Peristiwa Rengasdengklok
Pada tanggal
16 Agustus 1945 Para pemuda pejuang, termasuk Chaerul Saleh, Sukarni, dan Wikana, Shodanco Singgih, dan pemuda lain, membawa Soekarno dan Moh. Hatta ke Rengasdengklok. Tujuannya adalah agar Ir. Soekarno
dan Drs. Moh. Hatta tidak terpengaruh oleh Jepang.Peristiwa ini dinamakan Peristiwa Rengasdengklok.
Di sini,
mereka kembali meyakinkan Soekarno bahwa Jepang telah menyerah dan para pejuang
telah siap untuk melawan Jepang, apa pun risikonya. Di Jakarta, golongan muda, Wikana,
dan golongan tua, yaitu Achmad Soebardjo melakukan perundingan. Achmad
Soebardjo menyetujui untuk memproklamasikan kemerdekaan Indonesia di Jakarta.Maka diutuslah Yusuf Kunto untuk
mengantar Achmad Soebardjo ke Rengasdengklok. Mereka menjemput Soekarno dan Moh.
Hatta kembali ke Jakarta. Achmad Soebardjo berhasil meyakinkan para pemuda
untuk tidak terburu-buru memproklamasikan kemerdekaan.
Naskah proklamasi
Konsep
naskah proklamasi disusun oleh Bung Karno, Bung Hatta, dan Achmad Soebardjo di
rumah Laksamana
Muda Maeda.

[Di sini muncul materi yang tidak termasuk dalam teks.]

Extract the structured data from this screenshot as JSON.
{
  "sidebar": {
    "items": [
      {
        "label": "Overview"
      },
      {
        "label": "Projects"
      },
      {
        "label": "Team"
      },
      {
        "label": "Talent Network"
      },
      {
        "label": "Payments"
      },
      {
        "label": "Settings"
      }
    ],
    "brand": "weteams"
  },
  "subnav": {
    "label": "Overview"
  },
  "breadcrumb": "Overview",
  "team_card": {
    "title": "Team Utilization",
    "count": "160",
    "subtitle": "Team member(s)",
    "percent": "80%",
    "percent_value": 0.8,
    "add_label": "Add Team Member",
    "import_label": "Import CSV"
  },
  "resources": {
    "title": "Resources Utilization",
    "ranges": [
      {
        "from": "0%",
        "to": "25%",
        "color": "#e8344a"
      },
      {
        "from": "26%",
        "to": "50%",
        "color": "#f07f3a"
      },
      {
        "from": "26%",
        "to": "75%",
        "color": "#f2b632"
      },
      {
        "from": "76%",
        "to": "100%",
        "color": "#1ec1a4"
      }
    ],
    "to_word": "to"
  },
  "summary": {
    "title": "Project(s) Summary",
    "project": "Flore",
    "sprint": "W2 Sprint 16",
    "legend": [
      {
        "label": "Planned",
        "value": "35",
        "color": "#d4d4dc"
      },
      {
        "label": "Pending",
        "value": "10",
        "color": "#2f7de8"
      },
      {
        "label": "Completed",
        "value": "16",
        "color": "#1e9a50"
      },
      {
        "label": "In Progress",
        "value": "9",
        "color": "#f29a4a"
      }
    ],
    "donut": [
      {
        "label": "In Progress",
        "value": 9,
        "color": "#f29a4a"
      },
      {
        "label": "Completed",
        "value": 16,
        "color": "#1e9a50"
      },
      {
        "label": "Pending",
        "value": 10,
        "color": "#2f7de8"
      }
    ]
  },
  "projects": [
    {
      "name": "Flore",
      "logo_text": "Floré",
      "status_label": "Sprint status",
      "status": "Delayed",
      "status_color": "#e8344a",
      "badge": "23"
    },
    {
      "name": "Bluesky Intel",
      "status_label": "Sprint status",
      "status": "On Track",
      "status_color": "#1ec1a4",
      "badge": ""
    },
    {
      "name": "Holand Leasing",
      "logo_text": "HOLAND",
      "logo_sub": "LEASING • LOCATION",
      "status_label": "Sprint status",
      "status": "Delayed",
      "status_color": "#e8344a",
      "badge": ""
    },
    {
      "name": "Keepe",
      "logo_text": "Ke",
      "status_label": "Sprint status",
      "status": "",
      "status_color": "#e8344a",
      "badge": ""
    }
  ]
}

Setelah selesai dan beragumentasi
dengan para pemuda, dinihari 17 Agustus 1945, Bung Karno pun segera
memerintahkan Sayuti
Melik untuk
mengetik naskah proklamasi.
Masa setelah kemerdekaan
Pada tanggal
18 Agustus 1945, Soebardjo dilantik sebagai Menteri
Luar Negeri pada Kabinet
Presidensial, kabinet
Indonesia yang pertama, dan kembali menjabat menjadi Menteri Luar Negeri sekali
lagi pada tahun 1951 - 1952. Selain itu, ia juga menjadi Duta Besar Republik Indonesia di Switzerland antara tahun-tahun 1957 - 1961.
Dalam bidang
pendidikan, Soebardjo merupakan profesor dalam bidang Sejarah Perlembagaan
dan Diplomasi Republik Indonesia di Fakultas Kesusasteraan, Universitas
Indonesia.
Wafat
Achmad
Soebardjo Djojoadisoerjo meninggal dunia dalam usia 82 tahun (15 Desember 1978) di Rumah Sakit Pertamina, Kebayoran Baru, akibat flu yang menimbulkan
komplikasi. Ia dimakamkan di rumah peristirahatnya di Cipayung, Bogor. Pemerintah mengangkat almarhum
sebagai Pahlawan Nasional pada tahun 2009.